Religious people will likely go on desperately hoping that science will lead us to the discovery of god’s existence. There will be some who, because of the unfortunate media mania generated by calling the Higgs ‘the God particle’, may seize on the speculation (see part 18 in this series) that the Higgs may be a portal to a new world of exotic particles to suggest that it may also open a window through which we can see god.

If so, they will be pursuing yet another blind alley because, as this series has sought to show, god has nothing to do with the Higgs particle, because he/she has nothing to do with anything.


There have been several books published since the discovery of the Higgs was announced, though clearly much of their content had been written earlier and the publishers were waiting for the announcement to release them

The Particle at the End of the Universe by Sean Carroll (2012) is a good book aimed at the general reader. Carroll is a good writer and knows his physics so he is a reliable guide.

Higgs: The Invention and Discovery of the ‘God Particle’ by Jim Baggott (2012) is one that I reviewed for the April 2013 issue of the American Journal of Physics (subscription only). It is aimed at the general reader but I had mixed feelings about it.

God and the Atom by Victor Stenger is one I just received from the publisher but have not read yet so cannot comment on it.

Some semi-popular articles:

The Higgs Boson Glossary in Science, vol. 338, p. 1558-1559 December 21, 2012 explains much of the technical jargon.

Journey in the Search for the Higgs Boson: The Atlas and CMS Experiments at the Large Hadron Collider by M. Della Negra, P. Jenni, T. S. Virdee in Science, vol. 338, 1560-1568, December 21, 2012.

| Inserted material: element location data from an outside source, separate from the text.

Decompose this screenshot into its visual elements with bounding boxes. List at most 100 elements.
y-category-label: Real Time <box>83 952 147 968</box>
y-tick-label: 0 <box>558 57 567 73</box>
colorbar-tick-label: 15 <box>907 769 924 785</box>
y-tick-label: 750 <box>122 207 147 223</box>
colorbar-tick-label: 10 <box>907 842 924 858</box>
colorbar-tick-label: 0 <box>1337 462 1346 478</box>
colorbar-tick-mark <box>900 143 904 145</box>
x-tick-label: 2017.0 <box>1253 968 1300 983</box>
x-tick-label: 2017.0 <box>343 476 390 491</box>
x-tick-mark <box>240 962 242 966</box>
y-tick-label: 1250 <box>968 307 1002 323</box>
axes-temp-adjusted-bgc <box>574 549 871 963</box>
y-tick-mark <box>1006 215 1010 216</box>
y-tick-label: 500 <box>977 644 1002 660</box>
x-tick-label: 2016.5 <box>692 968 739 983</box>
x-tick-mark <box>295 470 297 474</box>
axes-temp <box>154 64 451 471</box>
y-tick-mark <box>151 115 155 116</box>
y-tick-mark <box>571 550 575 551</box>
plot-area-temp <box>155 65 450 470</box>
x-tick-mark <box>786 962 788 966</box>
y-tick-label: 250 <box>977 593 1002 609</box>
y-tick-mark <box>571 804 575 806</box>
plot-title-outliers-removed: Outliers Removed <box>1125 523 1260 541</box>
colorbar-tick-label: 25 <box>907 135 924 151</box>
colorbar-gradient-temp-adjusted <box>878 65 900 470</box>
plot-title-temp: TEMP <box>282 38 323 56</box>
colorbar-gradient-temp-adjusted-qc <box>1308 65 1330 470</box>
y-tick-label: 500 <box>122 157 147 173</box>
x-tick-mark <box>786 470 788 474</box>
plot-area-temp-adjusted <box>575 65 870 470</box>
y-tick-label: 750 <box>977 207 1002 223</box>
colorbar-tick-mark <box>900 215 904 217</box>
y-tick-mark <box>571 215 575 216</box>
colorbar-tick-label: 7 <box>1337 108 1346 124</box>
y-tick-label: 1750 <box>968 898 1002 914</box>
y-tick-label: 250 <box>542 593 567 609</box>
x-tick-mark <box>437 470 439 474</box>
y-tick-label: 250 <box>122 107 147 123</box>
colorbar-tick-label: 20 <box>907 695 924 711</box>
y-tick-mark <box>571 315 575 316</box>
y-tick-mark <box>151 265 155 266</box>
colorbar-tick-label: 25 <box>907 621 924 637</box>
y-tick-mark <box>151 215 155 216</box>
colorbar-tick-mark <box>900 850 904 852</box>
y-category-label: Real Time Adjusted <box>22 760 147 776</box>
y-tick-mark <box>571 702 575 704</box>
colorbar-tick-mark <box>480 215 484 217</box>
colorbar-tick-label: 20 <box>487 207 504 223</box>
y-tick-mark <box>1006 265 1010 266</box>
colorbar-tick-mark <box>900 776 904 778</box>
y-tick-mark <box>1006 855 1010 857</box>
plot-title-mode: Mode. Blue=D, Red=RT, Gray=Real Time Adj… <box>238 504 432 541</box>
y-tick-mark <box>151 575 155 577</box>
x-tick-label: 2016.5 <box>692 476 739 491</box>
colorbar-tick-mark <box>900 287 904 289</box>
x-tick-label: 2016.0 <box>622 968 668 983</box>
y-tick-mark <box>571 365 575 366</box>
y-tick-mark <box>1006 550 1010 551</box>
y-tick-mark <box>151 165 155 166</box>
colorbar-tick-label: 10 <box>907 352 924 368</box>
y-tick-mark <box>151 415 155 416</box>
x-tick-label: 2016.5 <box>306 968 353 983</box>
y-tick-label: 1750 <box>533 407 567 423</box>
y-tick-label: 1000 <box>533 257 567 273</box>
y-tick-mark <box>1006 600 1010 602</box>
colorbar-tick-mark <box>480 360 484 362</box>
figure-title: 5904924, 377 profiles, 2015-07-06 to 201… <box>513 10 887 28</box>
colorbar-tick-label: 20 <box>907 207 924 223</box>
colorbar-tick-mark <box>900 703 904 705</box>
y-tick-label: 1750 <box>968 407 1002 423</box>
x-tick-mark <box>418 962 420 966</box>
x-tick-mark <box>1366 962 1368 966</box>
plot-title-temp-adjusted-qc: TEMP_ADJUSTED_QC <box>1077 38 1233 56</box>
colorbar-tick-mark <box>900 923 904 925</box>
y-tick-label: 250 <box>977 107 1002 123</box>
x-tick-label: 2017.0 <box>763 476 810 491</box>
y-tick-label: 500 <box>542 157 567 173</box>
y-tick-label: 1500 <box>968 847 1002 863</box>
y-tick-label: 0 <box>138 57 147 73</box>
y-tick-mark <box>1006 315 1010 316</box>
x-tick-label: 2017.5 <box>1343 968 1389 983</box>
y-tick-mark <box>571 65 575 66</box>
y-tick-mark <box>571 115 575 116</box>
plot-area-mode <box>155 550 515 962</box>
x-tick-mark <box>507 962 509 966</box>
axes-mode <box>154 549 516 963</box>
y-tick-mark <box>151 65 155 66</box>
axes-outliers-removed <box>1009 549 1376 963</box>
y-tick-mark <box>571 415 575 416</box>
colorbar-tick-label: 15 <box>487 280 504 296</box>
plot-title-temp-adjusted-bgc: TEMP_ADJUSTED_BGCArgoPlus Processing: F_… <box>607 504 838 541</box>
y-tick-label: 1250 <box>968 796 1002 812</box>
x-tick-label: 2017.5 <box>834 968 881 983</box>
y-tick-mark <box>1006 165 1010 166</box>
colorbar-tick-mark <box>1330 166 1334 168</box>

A New Boson with a Mass of 125 GeV Observed with the CMS Experiment at the Large Hadron Collider by the CMS Collaboration, Science, vol. 338, 1569-1575, December 21, 2012.

A Particle Consistent with the Higgs Boson Observed with the ATLAS Detector at the Large Hadron Collider by the ATLAS Collaboration in Science, vol. 338, 1576-1582, December 21, 2012.

Here are some websites that provide useful information with varying levels of difficulty.

Theoretical physicist Matt Strassler provides a nice set of posts that walks you through pretty much the same Higgs story as I did but more rigorously, with more math and less hand-waving, history, and philosophizing.

This site provides some basic definitions and data about the LHC.

This paper written in 2010 is a somewhat more technical work that discusses the relationship between theory and the searches for the Higgs boson.


  1. MNb says

    “a lot more information than readers wanted to know”
    You’re angling for a compliment, so you’ll get it. No. I never can get more information than I want to know. Just like on your old site this series was excellent. I teach on a much lower level than you do, but I’m experienced after some 20 years and I can judge that you have done an excellent job. After the fifth article or so the level became too high for me that I could sensibly comment, but I could easily understand every single one of them (reproducing is another matter).
    So I finish with a genuine threat. If you don’t do such an awesome series once a year I’ll never forgive you. I’d rather prefer twice a year, but let me not ask too much.

  2. filethirteen says

    Excellent series Mano, and if you do turn it into a book I’ll buy it.

  3. Mano Singham says

    Thanks! I may self-publish it, since that would be easy to do and it would be cheap.

  4. Marshall says

    Mano, I just wanted to thank you for this wonderful series. I learned a lot more than I had hoped for!

  5. Jim B says

    I had bookmarked this series back when it was starting, but I didn’t want to read it in dribs and drabs. I just came back and read it all in two evenings. Great work, Mano! This is just the right level of detail for me.